Innanzitutto dalle ipotesi di reato si passa alla suggestiva immagine del “sistema”. Di un paradigma cioè che nel lessico sornione di bottega sembra suggerire un modo di fare comune con ambito di tessera il più largo possibile.

Il primo claim è quello del garantismo invocato dai sodali di chi è nei guai, il secondo è quello del colpevolismo sottile di chi in quei guai ci vede un’opportunità irrinunciabile.

È una faccenda molto immatura che ammala l’Italia da sempre, e che ha in Tangentopoli in suo archetipo: giustizialista-manettaro per alcuni, garantista e tirato come una cotica ipocrita e testarda per altri. Il problema però non sta tanto nella polarizzazione in sé, quanto piuttosto nella intercambiabilità delle posizioni.

Questo perché in Italia la Legge persegue (per fortuna) tutti, e quindi tutti – tra i moltissimi che se la giocano in “tifoseria” – sono costretti ad una specie di balletto continuo, a seconda se nei guaii ci sia uno dei loro o uno “di quelli là”.

Zingaretti e l’opinione sui processi

Nicola Zingaretti

Nicola Zingaretti, candidato a Bruxelles del Pd per l’Italia Centrale ed ospite a L’Aria che tira da Parenzo, è stato soft e saggio: “Ci si difende nei processi, non dai processi, poi quella di valutare le dimissioni è un’opportunità personale che riguarda il buon funzionamento dell’ente.

Il caso Toti sembra arrivare come la prova di Dio con Abramo, perché solo un mese fa era scoppiato il caso Bari. Lì i guai giudiziari avevano foraggiato la bellicosità di una certa destra, a sua volta attaccata sui casi Montaruli, Santanché, Sgarbi e Delmastro.

Tutto questo mentre sinistra e M5s si aggrappavano al garantismo non come ad un valore, ma ad un salvagente.

Quando Quadrini finì nel calderone: per nulla

In provincia di Frosinone poi siamo dei veri specialisti nel lancio della roba calda e marrò con leva politica. Un caso su tutti: due anni fa Gianluca Quadrini dovette rinunciare alla guida della Comunità Montana perché “accusato d’avere forzato la mano ai suoi dirigenti”. Cioè? Secondo la Procura li avrebbe “costretti a fare in modo che alcune gare venissero affidate a ditte sue amiche”. Scoppiò la solita Casamicciola caotica e raffazzonata, il merito degli atti arretrò e partirono o gogne talebane oppure difese-pannicello. Nulla a che vedere con la Procedura, molto a che vedere con l’opportunismo di casella.

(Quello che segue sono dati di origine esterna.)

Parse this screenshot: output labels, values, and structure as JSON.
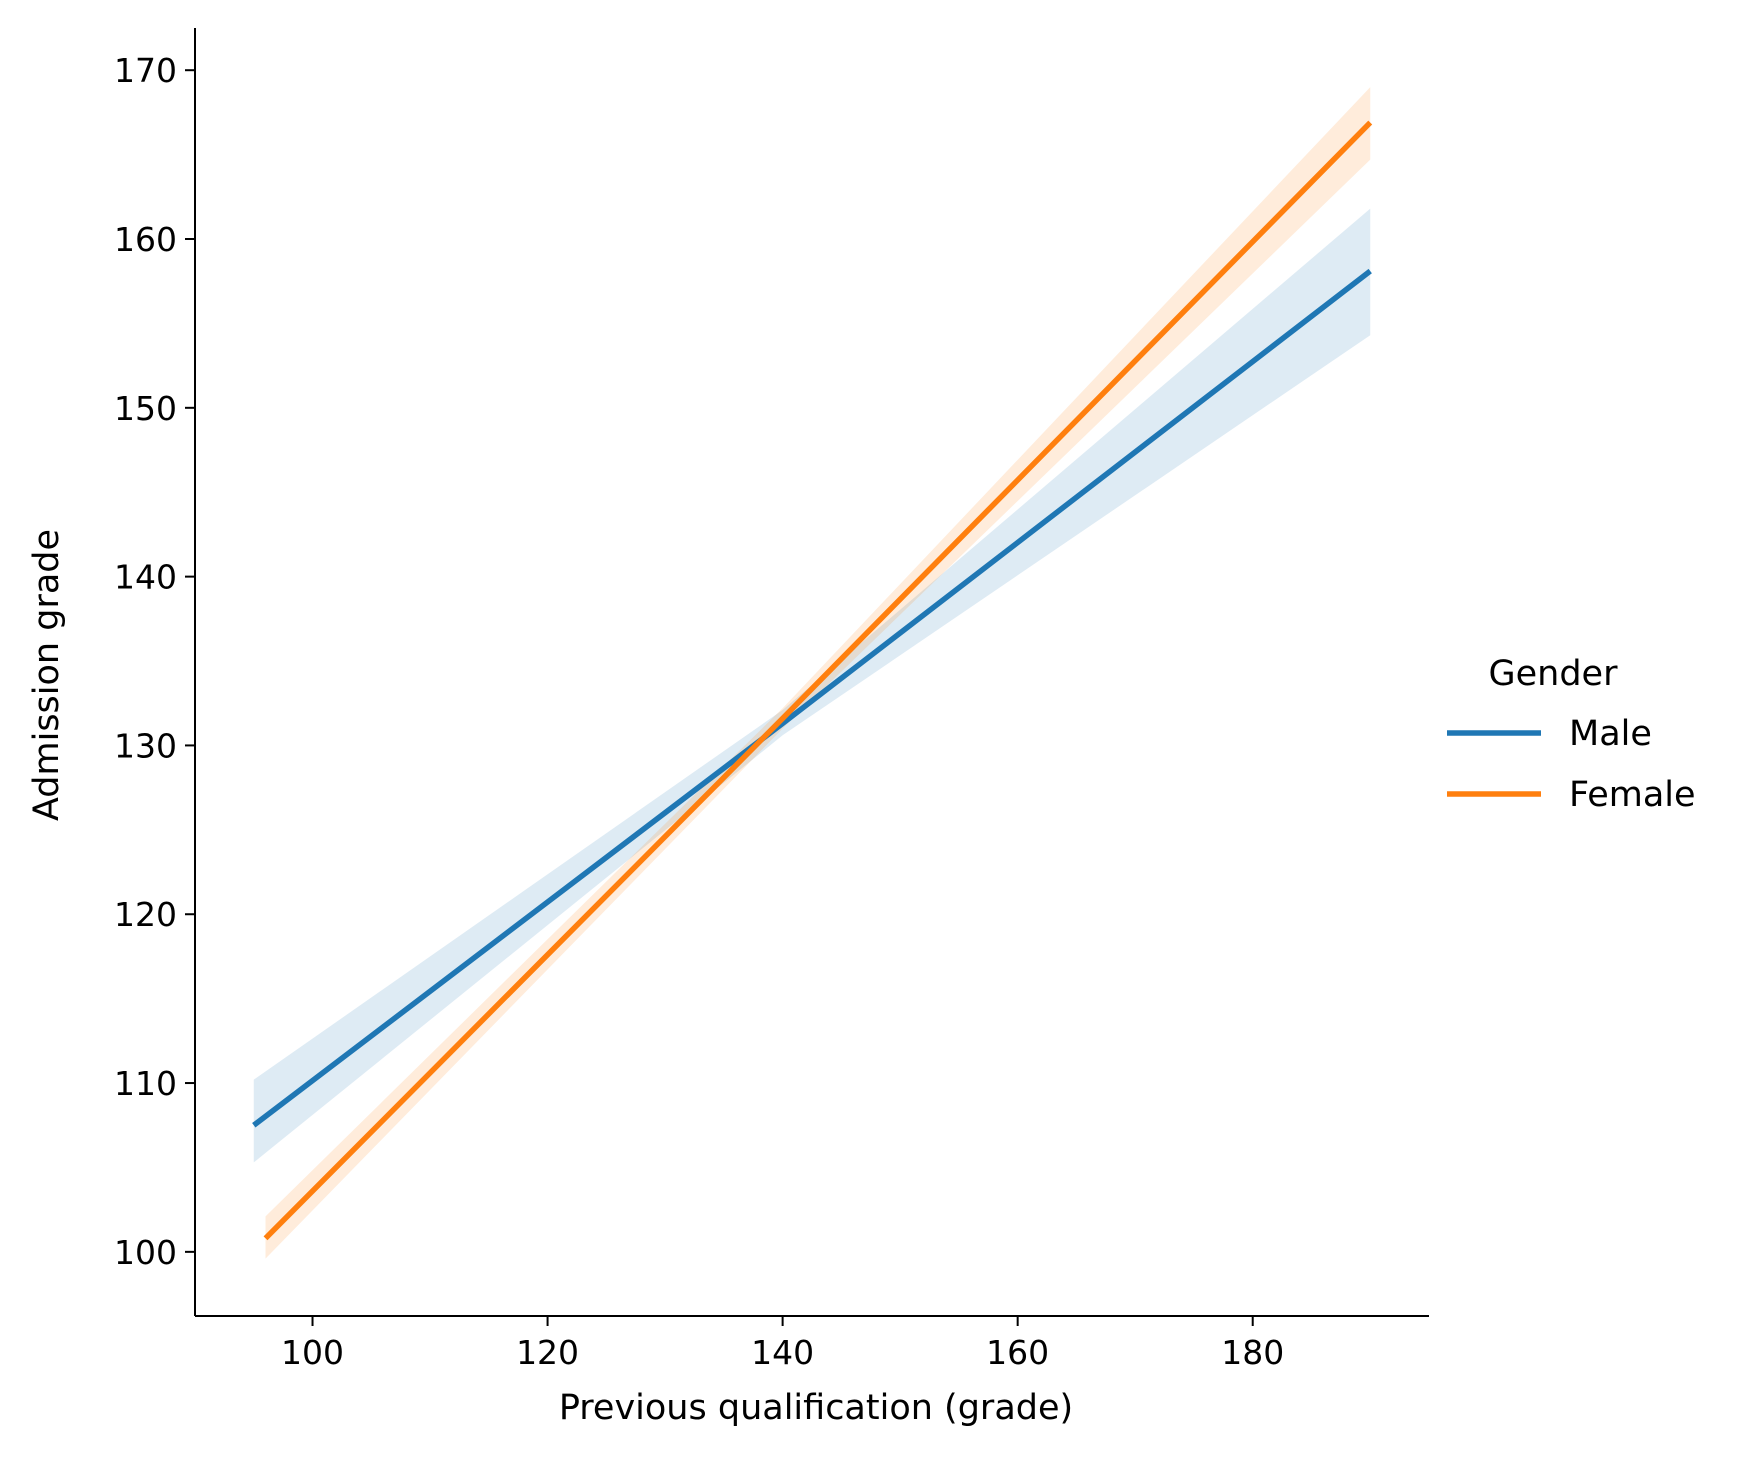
{
  "chart_data": {
    "type": "line",
    "title": "",
    "xlabel": "Previous qualification (grade)",
    "ylabel": "Admission grade",
    "xlim": [
      90,
      195
    ],
    "ylim": [
      96.2,
      172.5
    ],
    "xticks": [
      100,
      120,
      140,
      160,
      180
    ],
    "yticks": [
      100,
      110,
      120,
      130,
      140,
      150,
      160,
      170
    ],
    "grid": false,
    "legend": {
      "title": "Gender",
      "placement": "right, outside plot"
    },
    "series": [
      {
        "name": "Male",
        "color": "#1f77b4",
        "x": [
          95,
          140,
          190
        ],
        "y": [
          107.5,
          131.3,
          158.1
        ],
        "ci_lower": [
          105.3,
          130.6,
          154.3
        ],
        "ci_upper": [
          110.2,
          132.1,
          161.8
        ]
      },
      {
        "name": "Female",
        "color": "#ff7f0e",
        "x": [
          96,
          140,
          190
        ],
        "y": [
          100.8,
          131.6,
          166.9
        ],
        "ci_lower": [
          99.6,
          131.0,
          164.7
        ],
        "ci_upper": [
          102.1,
          132.2,
          169.0
        ]
      }
    ]
  }
}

Alla fine, Quadrini, allora della Lega, venne assolto con formula piena, ma la Comunità montana perse una guida talmente scattista e nevrile che dopo di lui ci fu un interludio quasi ipnotico. Alessioporcu la mise bene, quella vicenda, e parlò di “Calvario. Sfruttato da chi aveva tutto l’interesse di fare le scarpe al presidente. La Comunità Montana veniva considerata il suo fortino politico, dal quale era riuscito a centrare l’elezione in Provincia. Il primo degli eletti nella fascia dei piccoli Comuni”. Oggi Quadrini presiede il Consiglio della Provincia e traina come un matto i candidati azzurri per Bruxelles, ma quella sliding-door se la porta dentro.

Ora, consideriamo il caso Toti ed il fatto empirico che fra un mese si andrà a votare per le Europee più cruciali di sempre in un’Italia polarizzata come mai prima. Capito il senso e perché quello del caso Toti è un test? Lui verrà eventualmente assolto o condannato tra anni e prosciolto, sempre eventualmente, fra mesi. Ma per Bruxelles si voterà tra un mese.

Non cominciamo col ritornello

Il Guardasigilli Carlo Nordio

Perciò non cominciamo il solito ritornello a parti invertite su quegli arresti sennò vuol dire che quelli su Bari erano solo gargarismi di chi sta sotto botta.

Ce la facciamo, questa volta, a tenere una rotta garantista vera indipendentemente da quando essa conduca al nervo scoperto del nostro ambito politico?

E sì, questo è un esame. Per la sinistra che un po’ sbava nel volersi rifare, per la destra che magari ringhia nel volersi arroccare. E per il governo, che ha un Guardasigilli, la sola persona a cui è precluso istituzionalmente il diritto alla loquacità analitica, che si è fatto “opinionista” sulle misure applicate.